4. Pourquoi ces abattages sont-ils critiqués ?
Pour la Province Sud, ces opérations sont des régulations de la population de squales, notamment de spécimens aux caractères agressifs et de grande taille. La Maison bleue n'hésite pas d'ailleurs à parler de "prélèvements ciblés".
Sea Shepherd, WWF, Ensemble pour la planète, Calédoclean, SOS Mangroves et Corail vivant ne l'entendent pas de cette oreille. Ces associations environnementales s’opposent à l’abattage systématique des squales, une méthode jugée scientifiquement inefficace. Une pétition a été lancée en juin 2019 et a récolté plus de 50 000 signatures.
L'ONG Sea Sheperd Nouvelle-Calédonie est particulièrement engagée dans cette problématique. A de nombreuses reprises, elle a alerté les institutions. "Les responsables de la Province Sud admettent eux-mêmes qu'ils ne possèdent pas de données fiables pour justifier les opérations en cours", assure Olivier Malnati, le secrétaire de l'ONG. Sea Sheperd demande depuis déjà deux ans de faire "cesser ces pratiques inefficaces".

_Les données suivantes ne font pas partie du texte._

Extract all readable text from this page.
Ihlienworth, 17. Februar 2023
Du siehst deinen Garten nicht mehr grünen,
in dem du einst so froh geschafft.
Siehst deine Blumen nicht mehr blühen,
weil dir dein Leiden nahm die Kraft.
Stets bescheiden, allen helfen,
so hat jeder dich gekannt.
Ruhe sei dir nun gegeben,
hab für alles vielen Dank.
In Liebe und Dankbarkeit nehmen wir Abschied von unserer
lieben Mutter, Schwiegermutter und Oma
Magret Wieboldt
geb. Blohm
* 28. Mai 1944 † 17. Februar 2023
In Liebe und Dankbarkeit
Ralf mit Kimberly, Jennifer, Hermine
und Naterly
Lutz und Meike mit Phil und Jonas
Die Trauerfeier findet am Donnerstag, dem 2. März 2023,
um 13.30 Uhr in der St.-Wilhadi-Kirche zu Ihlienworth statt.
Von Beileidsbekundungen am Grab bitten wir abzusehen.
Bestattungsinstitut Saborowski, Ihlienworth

De son côté, l'association EPLP, Ensemble pour la planète, estime que les abattages souhaités par la mairie de Nouméa et la Province Sud sont une mesure "aveugle". L'association suggère de sensibiliser "sans relâche les plaisanciers à l'origine de rejets organiques" et de les sanctionner. Elle craint ce type de pêches et préconise plutôt d'identifier et d'éliminer, selon un protocole bien précis, uniquement le squale responsable d'une attaque. Toutes les associations environnementales souhaitent la reprise des réflexions, lancées en septembre 2019, lors du premier consortium sur la gestion du risque requins.
Par ailleurs, si le docteur Claude Maillaud, spécialiste de la faune marine dangereuse, admet que ces prélèvements réduisent à court terme le risque requins, il déplore le manque de données scientifiques, sur les raisons de cette prolifération.
Il faut analyser les facteurs environnementaux, qui favorisent la présence de ces grands requins et c'est ainsi seulement que l'on pourra régler le problème de leur fréquentation.
"Dans le cas contraire, les requins reviendront forcément de là où on a prélevé quelques spécimens. En plus, c'est susceptible de donner au public une fausse impression de sécurité", explique-t-il.
5. Ces prélèvements sont-ils amenés à être reconduits?
La première opération de prélèvement en juin 2019 a été la première d'une longue série. Dans le cadre de son plan requin, la Province Sud a par la suite effectué six autres procédures du genre, à la fois sur des requins bouledogues mais aussi sur des requins tigres. Il y a donc eu deux campagnes campagnes de prélèvements en 2019, deux autres en 2020 et à ce jour, deux en 2021.
Il s'agit d'une nécessité de "maintenir les efforts, pour éviter la sédentarisation près de nos baies, de spécimens qui pourraient devenir progressivement déviants", estime Clément Préault, directeur de cabinet de la présidence de la province Sud. Un "difficile équilibre" de la sécurité et du respect des espèces, que la Province Sud "s’emploie à maintenir". "Ces prélèvements sont un seul élément d'un panel beaucoup plus nombreux d'actions, pour prévenir le risque requin", conclut-il.